Spouses of L-1 visa holders are allowed to work, without restriction, in the US, and the
L-1 visa may legally be used as a steppingstone to the Green Card under the doctrine of
dual intent.

The L-1 visa has two subcategories: L-1A for executives and managers, and L-1B for
workers with specialized knowledge. L-1A status is valid for up to 7 years, L-1B for 5.
After the expiration of the 7 or 5 years respectively, the alien must leave the United
States for an aggregate of 365 days, and must work for a parent, subsidiary, affiliate or
branch of the U.S. company during that time before becoming eligible to reapply for an
L-1 visa.

There are two types of L-1 procedures:

Regular L-1 visas, which must be applied for and approved for each individual by the
U.S. Citizenship and Immigration Services (USCIS); and
Blanket L-1 visas which are available to employers who hire large numbers of
Intracompany Transferees every year.
For a regular L-1 visa, the company must file a petition with the USCIS and each petition
is evaluated on its own merits.

Application for an L-1 visa begins with the filing of a petition with the U.S. Citizenship &
Immigration Services (USCIS) on Form I-129, along with supporting documentation
showing that both the U.S. company and the foreign parent, subsidiary, affiliate or
branch meet the qualifying factors set forth in the law and regulations.

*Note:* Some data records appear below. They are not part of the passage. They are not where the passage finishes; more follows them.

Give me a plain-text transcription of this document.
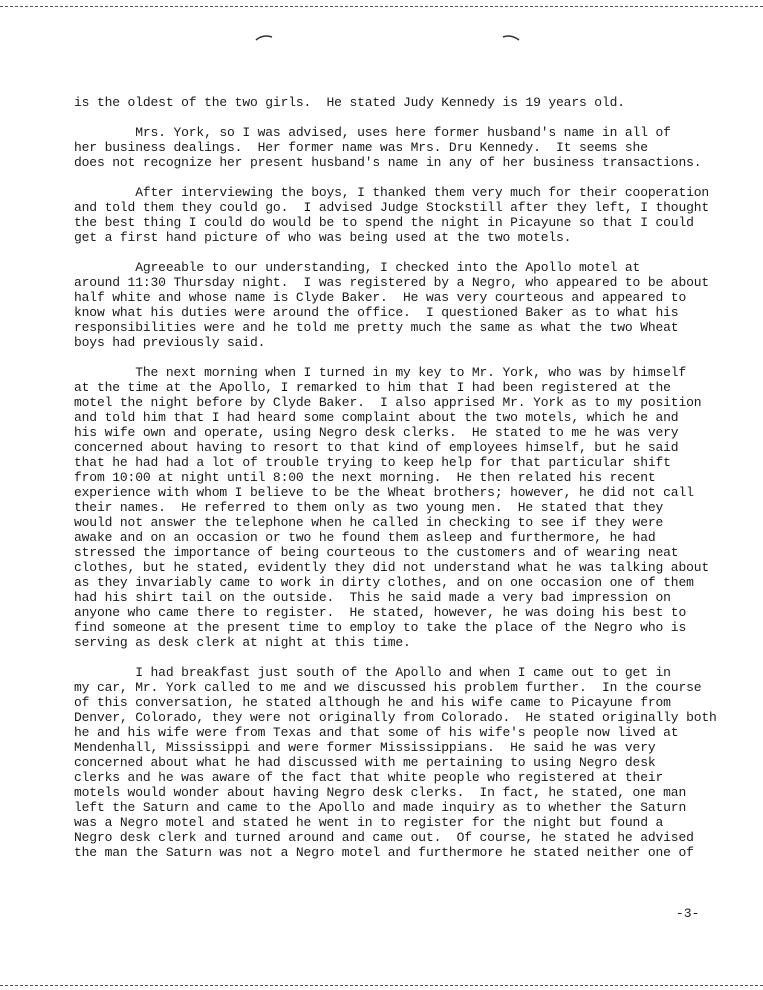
is the oldest of the two girls.  He stated Judy Kennedy is 19 years old.

Mrs. York, so I was advised, uses here former husband's name in all of
her business dealings.  Her former name was Mrs. Dru Kennedy.  It seems she
does not recognize her present husband's name in any of her business transactions.

After interviewing the boys, I thanked them very much for their cooperation
and told them they could go.  I advised Judge Stockstill after they left, I thought
the best thing I could do would be to spend the night in Picayune so that I could
get a first hand picture of who was being used at the two motels.

Agreeable to our understanding, I checked into the Apollo motel at
around 11:30 Thursday night.  I was registered by a Negro, who appeared to be about
half white and whose name is Clyde Baker.  He was very courteous and appeared to
know what his duties were around the office.  I questioned Baker as to what his
responsibilities were and he told me pretty much the same as what the two Wheat
boys had previously said.

The next morning when I turned in my key to Mr. York, who was by himself
at the time at the Apollo, I remarked to him that I had been registered at the
motel the night before by Clyde Baker.  I also apprised Mr. York as to my position
and told him that I had heard some complaint about the two motels, which he and
his wife own and operate, using Negro desk clerks.  He stated to me he was very
concerned about having to resort to that kind of employees himself, but he said
that he had had a lot of trouble trying to keep help for that particular shift
from 10:00 at night until 8:00 the next morning.  He then related his recent
experience with whom I believe to be the Wheat brothers; however, he did not call
their names.  He referred to them only as two young men.  He stated that they
would not answer the telephone when he called in checking to see if they were
awake and on an occasion or two he found them asleep and furthermore, he had
stressed the importance of being courteous to the customers and of wearing neat
clothes, but he stated, evidently they did not understand what he was talking about
as they invariably came to work in dirty clothes, and on one occasion one of them
had his shirt tail on the outside.  This he said made a very bad impression on
anyone who came there to register.  He stated, however, he was doing his best to
find someone at the present time to employ to take the place of the Negro who is
serving as desk clerk at night at this time.

I had breakfast just south of the Apollo and when I came out to get in
my car, Mr. York called to me and we discussed his problem further.  In the course
of this conversation, he stated although he and his wife came to Picayune from
Denver, Colorado, they were not originally from Colorado.  He stated originally both
he and his wife were from Texas and that some of his wife's people now lived at
Mendenhall, Mississippi and were former Mississippians.  He said he was very
concerned about what he had discussed with me pertaining to using Negro desk
clerks and he was aware of the fact that white people who registered at their
motels would wonder about having Negro desk clerks.  In fact, he stated, one man
left the Saturn and came to the Apollo and made inquiry as to whether the Saturn
was a Negro motel and stated he went in to register for the night but found a
Negro desk clerk and turned around and came out.  Of course, he stated he advised
the man the Saturn was not a Negro motel and furthermore he stated neither one of

-3-
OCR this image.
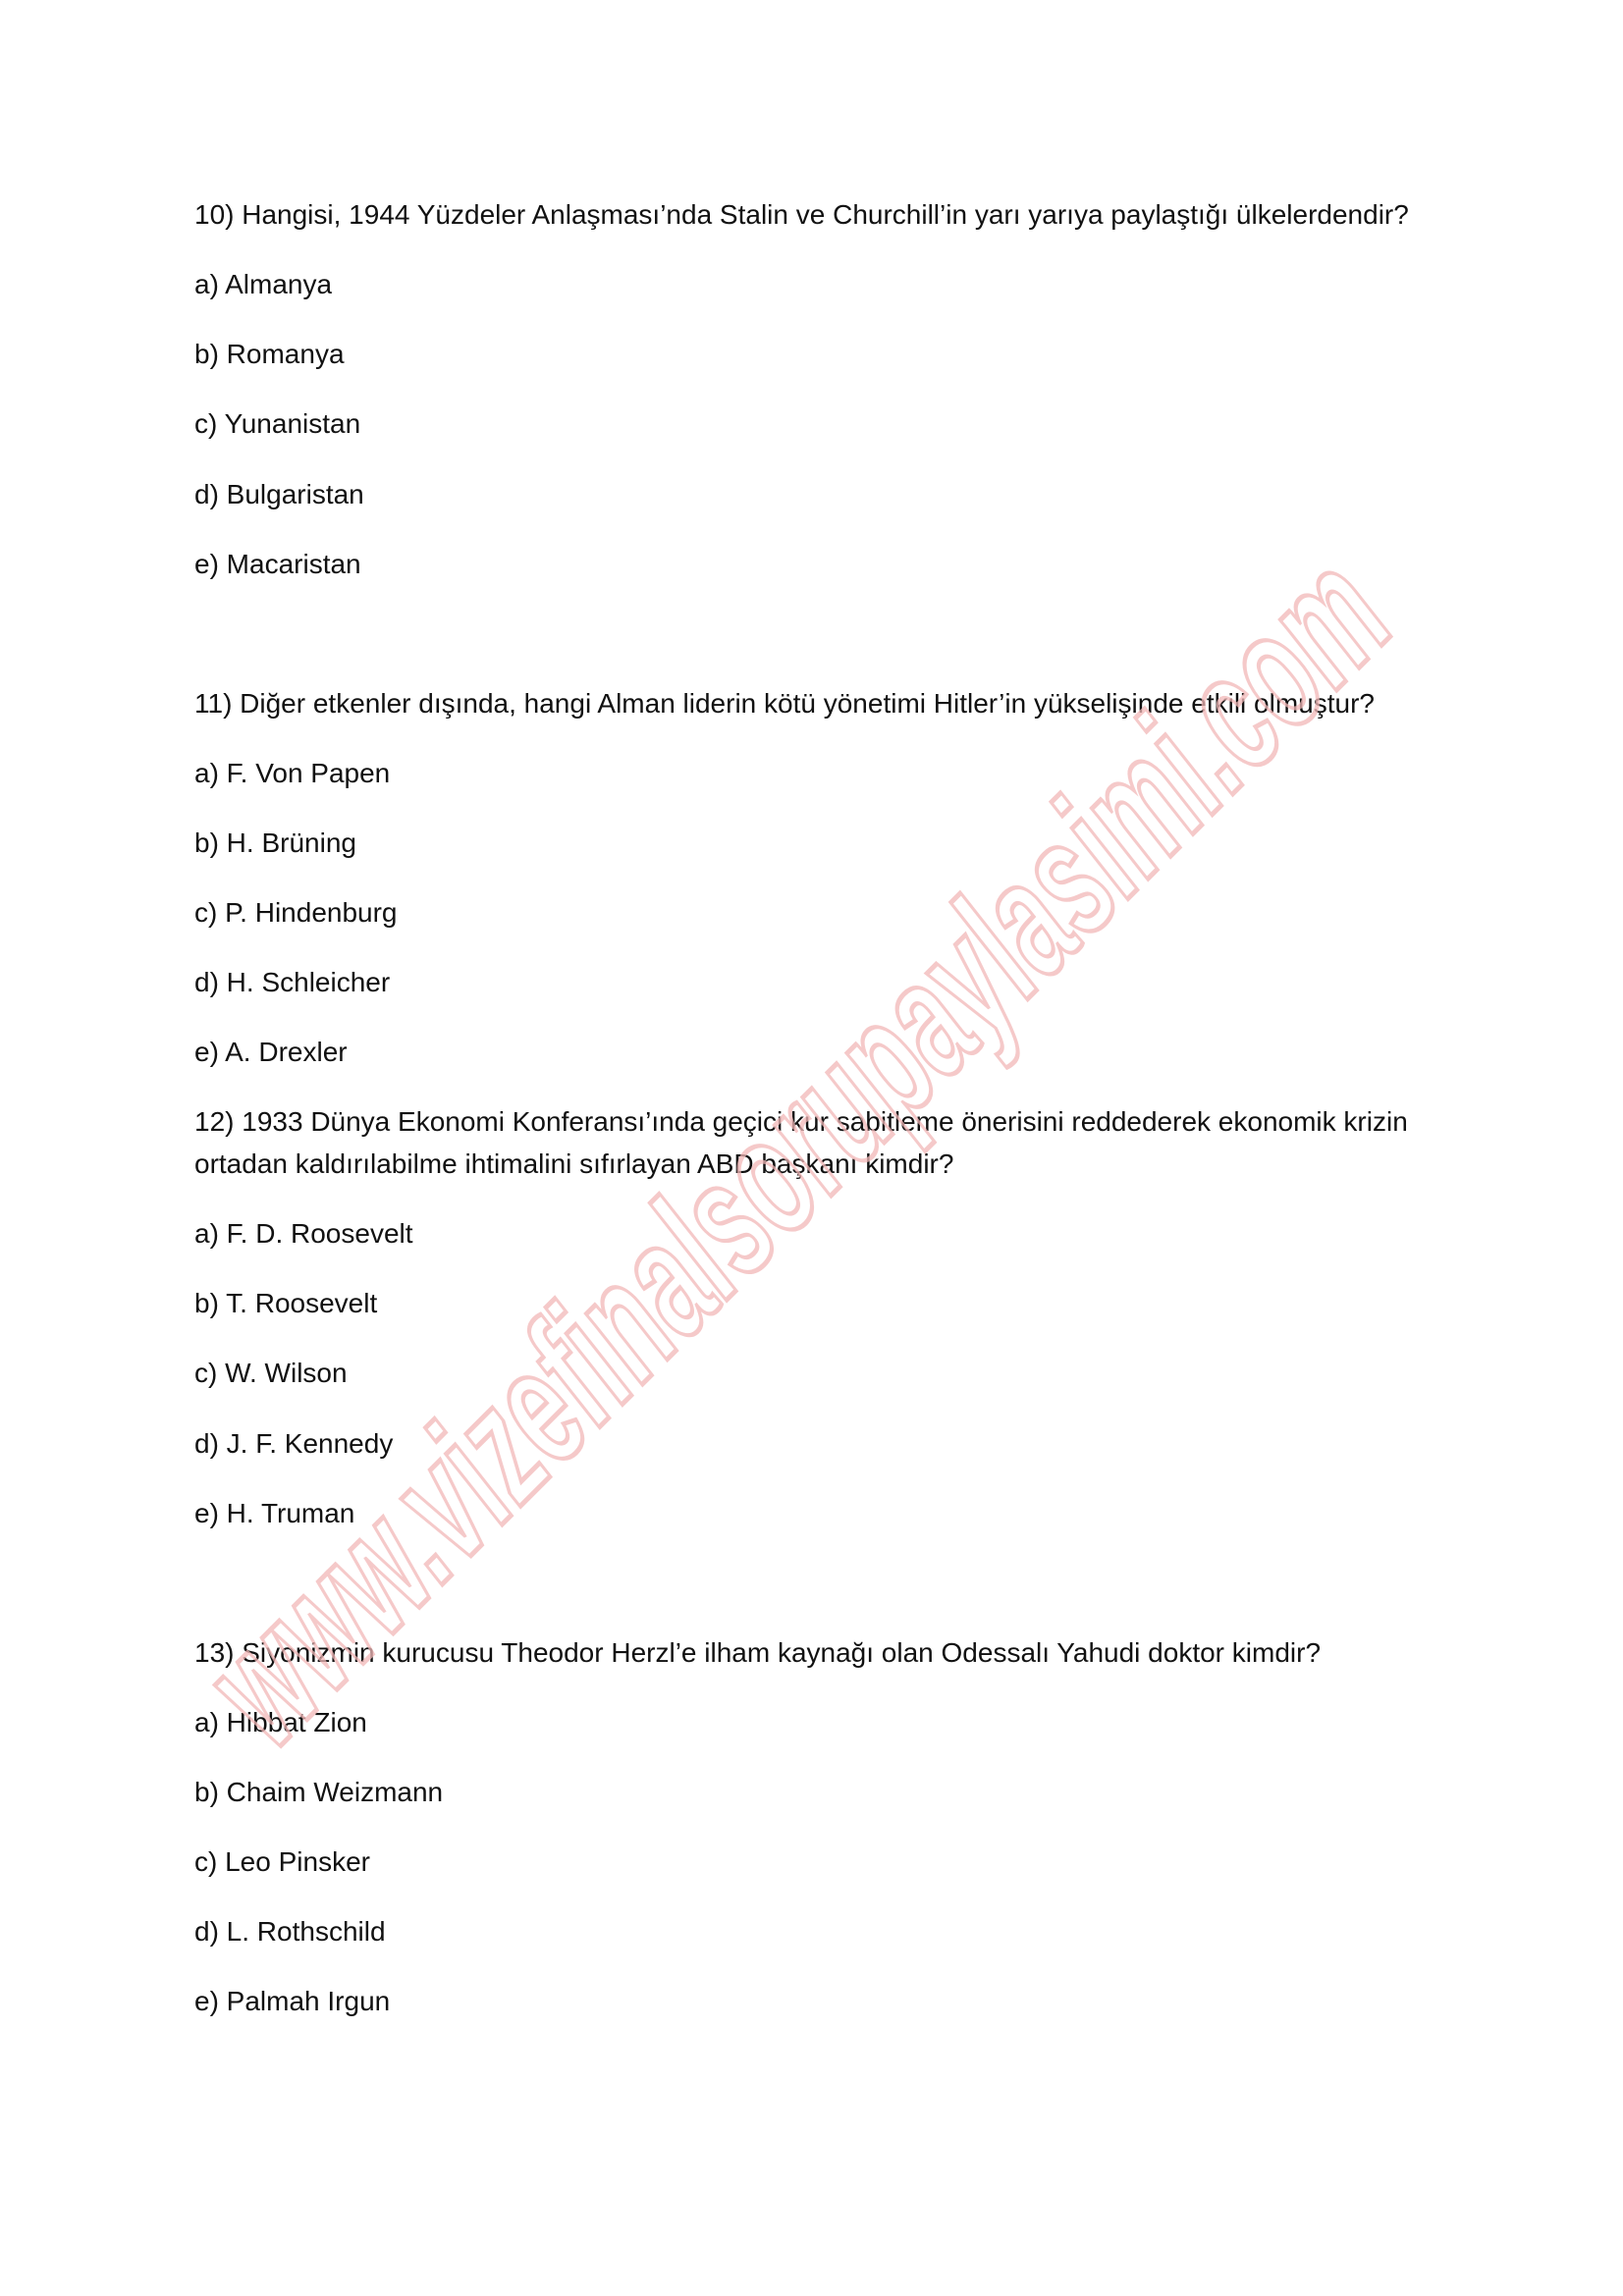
10) Hangisi, 1944 Yüzdeler Anlaşması’nda Stalin ve Churchill’in yarı yarıya paylaştığı ülkelerdendir?
a) Almanya
b) Romanya
c) Yunanistan
d) Bulgaristan
e) Macaristan
11) Diğer etkenler dışında, hangi Alman liderin kötü yönetimi Hitler’in yükselişinde etkili olmuştur?
a) F. Von Papen
b) H. Brüning
c) P. Hindenburg
d) H. Schleicher
e) A. Drexler
12) 1933 Dünya Ekonomi Konferansı’ında geçici kur sabitleme önerisini reddederek ekonomik krizin
ortadan kaldırılabilme ihtimalini sıfırlayan ABD başkanı kimdir?
a) F. D. Roosevelt
b) T. Roosevelt
c) W. Wilson
d) J. F. Kennedy
e) H. Truman
13) Siyonizmin kurucusu Theodor Herzl’e ilham kaynağı olan Odessalı Yahudi doktor kimdir?
a) Hibbat Zion
b) Chaim Weizmann
c) Leo Pinsker
d) L. Rothschild
e) Palmah Irgun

Notice of approval of the Form I-129 is given by the USCIS on a Notice of Action,Form
I-797, and using this as the basis of the application, the alien may apply for visa issuance
at a consulate or embassy of the United States in the country having jurisdiction over
their residence.

Applicants who are in the United States at the time of the filing of the I-129 can request a
change of status from their present immigration status (i.e. visitor, student, etc.), so long
as they are in status at the time of the filing of the I-129. If they go out of status after the
filing, but before approval, there is no negative consequence, and the person does not
accrue unlawful presence.

Upon application at the consulate or embassy, the spouse and children of the primary
applicant who are under the age of 21 may be issued L-2 visas. Children of the primary
L-1 can attend school. The spouse of the primary L-1 can apply with the USCIS for
employment authorization after arriving in the United States and, after issuance of the
Employment Authorization Document(EAD, Form I-765), may thereafter work for any
employer.

For an L-1 visa applicant, "Dual Intent" is allowed: Unlike some classes of non-immigrant
visas (e.g., J-1 visas), L-1 applicants may not be denied a visa on the basis that they are
an intending immigrant to the United States, or that they do not have a residence abroad
which they do not intend to abandon.